Source: The New York Times
Date: March 15, 1991
Author: Michael Janofsky

MUNICH, Germany, March 14 - With a free-skate program packed with triple jumps, Kurt Browning of Canada hit the biggest triple of them all when his scores lighted up inside the Olympic Hall tonight. They earned him a third consecutive men's title in the world figure-skating championships, making him the obvious favorite for the next major international competition, the 1992 Olympics in Albertville, France.

His performance included all seven of the triple jumps he had intended - six of them in combinations of two - and one he didn't. Attempting a quadruple toe loop within the first minute of his program, a jump he has landed before, he managed only three revolutions, but the difference hardly mattered.

Browning won superior scores from six of the nine judges to push him past Viktor Petrenko of the Soviet Union, who led after the original program Wednesday. The free skate accounts for 2/3 of the overall score, the original one-third.

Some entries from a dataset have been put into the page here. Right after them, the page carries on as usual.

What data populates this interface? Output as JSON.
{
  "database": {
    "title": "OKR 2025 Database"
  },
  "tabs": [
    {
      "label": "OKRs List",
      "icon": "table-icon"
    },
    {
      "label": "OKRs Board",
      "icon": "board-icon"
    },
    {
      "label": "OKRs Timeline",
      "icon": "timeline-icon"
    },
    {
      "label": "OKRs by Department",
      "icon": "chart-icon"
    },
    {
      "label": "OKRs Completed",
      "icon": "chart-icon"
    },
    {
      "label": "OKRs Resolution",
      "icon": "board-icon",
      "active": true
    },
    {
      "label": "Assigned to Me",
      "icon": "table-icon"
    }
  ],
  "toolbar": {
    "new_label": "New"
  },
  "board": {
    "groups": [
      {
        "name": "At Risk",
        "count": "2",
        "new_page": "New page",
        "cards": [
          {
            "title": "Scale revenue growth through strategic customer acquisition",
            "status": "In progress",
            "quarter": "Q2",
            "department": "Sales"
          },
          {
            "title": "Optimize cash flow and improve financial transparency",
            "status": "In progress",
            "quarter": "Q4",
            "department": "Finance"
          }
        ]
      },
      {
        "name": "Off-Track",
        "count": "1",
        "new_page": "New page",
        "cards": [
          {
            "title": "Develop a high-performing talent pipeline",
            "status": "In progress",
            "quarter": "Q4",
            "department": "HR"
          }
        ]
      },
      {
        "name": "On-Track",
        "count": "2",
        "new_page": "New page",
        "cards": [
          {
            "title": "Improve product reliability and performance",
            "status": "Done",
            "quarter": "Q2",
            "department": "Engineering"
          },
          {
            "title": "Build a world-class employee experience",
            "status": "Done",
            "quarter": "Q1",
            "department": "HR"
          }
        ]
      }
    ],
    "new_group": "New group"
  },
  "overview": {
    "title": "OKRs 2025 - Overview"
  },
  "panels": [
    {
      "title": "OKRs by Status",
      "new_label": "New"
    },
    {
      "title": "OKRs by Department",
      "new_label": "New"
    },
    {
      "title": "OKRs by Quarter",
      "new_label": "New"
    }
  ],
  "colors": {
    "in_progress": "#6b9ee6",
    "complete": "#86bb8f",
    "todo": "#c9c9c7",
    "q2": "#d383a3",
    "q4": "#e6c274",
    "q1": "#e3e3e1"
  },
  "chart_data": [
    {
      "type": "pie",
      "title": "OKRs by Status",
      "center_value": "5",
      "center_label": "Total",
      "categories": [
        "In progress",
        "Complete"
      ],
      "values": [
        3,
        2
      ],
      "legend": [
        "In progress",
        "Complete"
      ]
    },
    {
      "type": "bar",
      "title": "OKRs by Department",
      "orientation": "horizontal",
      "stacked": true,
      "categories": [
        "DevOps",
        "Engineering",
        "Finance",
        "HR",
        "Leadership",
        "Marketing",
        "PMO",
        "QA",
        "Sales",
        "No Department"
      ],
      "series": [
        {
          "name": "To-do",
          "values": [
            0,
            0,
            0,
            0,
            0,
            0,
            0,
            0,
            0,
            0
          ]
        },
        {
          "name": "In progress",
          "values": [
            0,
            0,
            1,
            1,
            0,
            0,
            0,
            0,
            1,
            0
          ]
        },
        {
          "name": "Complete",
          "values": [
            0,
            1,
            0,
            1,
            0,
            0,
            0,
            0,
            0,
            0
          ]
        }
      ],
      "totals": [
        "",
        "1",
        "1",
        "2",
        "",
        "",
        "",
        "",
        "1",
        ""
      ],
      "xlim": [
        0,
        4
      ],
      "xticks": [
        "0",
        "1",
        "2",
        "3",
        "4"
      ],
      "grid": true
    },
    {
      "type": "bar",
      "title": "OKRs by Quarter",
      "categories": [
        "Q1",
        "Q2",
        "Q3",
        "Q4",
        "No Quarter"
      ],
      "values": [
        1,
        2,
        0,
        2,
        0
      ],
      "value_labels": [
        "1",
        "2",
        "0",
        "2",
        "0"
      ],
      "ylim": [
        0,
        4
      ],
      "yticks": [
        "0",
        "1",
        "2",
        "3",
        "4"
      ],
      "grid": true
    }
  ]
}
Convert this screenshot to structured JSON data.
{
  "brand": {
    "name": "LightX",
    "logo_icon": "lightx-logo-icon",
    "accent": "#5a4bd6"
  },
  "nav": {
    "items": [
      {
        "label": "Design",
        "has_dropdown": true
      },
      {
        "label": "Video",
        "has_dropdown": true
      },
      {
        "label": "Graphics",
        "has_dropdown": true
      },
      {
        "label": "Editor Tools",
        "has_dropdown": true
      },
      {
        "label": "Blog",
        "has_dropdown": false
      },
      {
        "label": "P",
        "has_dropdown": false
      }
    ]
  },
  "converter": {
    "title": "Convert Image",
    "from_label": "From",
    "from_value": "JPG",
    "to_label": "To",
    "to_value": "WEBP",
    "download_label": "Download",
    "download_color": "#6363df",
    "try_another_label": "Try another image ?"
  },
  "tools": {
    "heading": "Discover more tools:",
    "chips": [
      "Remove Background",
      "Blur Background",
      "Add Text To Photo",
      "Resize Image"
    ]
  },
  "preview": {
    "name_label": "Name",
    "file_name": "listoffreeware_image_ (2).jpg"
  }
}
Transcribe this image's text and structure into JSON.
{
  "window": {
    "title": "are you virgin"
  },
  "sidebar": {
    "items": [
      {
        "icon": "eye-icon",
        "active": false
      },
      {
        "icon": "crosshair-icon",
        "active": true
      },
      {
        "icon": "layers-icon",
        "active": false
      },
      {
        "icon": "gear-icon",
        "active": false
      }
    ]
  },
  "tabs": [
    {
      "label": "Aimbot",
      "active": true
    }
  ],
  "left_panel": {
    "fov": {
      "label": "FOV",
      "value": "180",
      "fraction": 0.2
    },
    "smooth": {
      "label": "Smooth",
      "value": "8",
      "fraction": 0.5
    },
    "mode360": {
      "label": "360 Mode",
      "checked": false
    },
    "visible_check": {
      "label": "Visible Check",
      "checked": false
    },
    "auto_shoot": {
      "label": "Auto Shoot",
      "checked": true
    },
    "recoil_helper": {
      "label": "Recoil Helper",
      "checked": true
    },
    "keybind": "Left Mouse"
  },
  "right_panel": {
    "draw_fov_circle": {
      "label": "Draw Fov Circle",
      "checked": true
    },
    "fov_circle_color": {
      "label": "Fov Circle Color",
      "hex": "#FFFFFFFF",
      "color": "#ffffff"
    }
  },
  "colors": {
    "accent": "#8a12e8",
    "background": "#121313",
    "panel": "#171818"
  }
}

Petrenko also completed seven triples of the eight he intended. One slipped to a double, but his scores kept him in position for the silver medal.

Bronze Equal to a Gold

By finishing third, Todd Eldredge won the equivalient of a gold medal for the United States. Though his placement brought him only the bronze medal, it enabled the United States to send a third man to Albertville. Had he or either of the other two Americans, Christopher Bowman or Paul Wylie, failed to win a medal, the United States would have been allowed to have only two competitors.

Skating last among the leaders, it was already clear it wasn't going to be Bowman, who was fourth at the time, on his way to fifth behind Petr Barna of Czechoslovakia, or Wylie, who placed 11th.

"I knew someone from the United States had to be in the top three," said Eldredge, the 1990 and 1991 national champion from Chatham, Mass., who is 19 years old.

I knew everybody skates well before me, and I knew I had to go out there and do my work. But I felt I could do it. I felt real confidence."

Given all that was riding on him, Eldredge was brilliant, landing eight triples and performing with more emotion and expressiveness than he had last month in Minneapolis at the national championships.

"After the nationals, I went back to work with the ballet instructor in San Diego." he said, referring to Gail Winfield.

"I wanted to work on my stamina and show off the program more. This was much better not only technically but I was able to get into my program more. The way the audience sounded, they did, too."

Looking to the Future

By finishing above Bowman, a skater who has never quite fulfilled the greatness predicted for him, Eldredge has put himself in a remarkable position for the future.

Five years younger than Browning and four years younger than Petrenko, Eldredge is perfectly poised to continue through the 1994 Olympics, when he will be only 22.

Two skaters likely to be there with him are Elvis Stojko, an 18-year-old Canadian, and Aleksei Urmanov, a 17-year-old Soviet skater. They both landed quadruple jumps, and Stojko became the first to land one in combination, with a double toe-loop. He finished sixth, Urmanov eighth.

One skater very unlikely to be there is Wylie, the 26-year-old Harvard senior who ended his third appearance in the world championships, not terribly unlike the first two, when he finished ninth after the Olympics in 1988 and 10th last year. He said he would decide before summer whether to continue.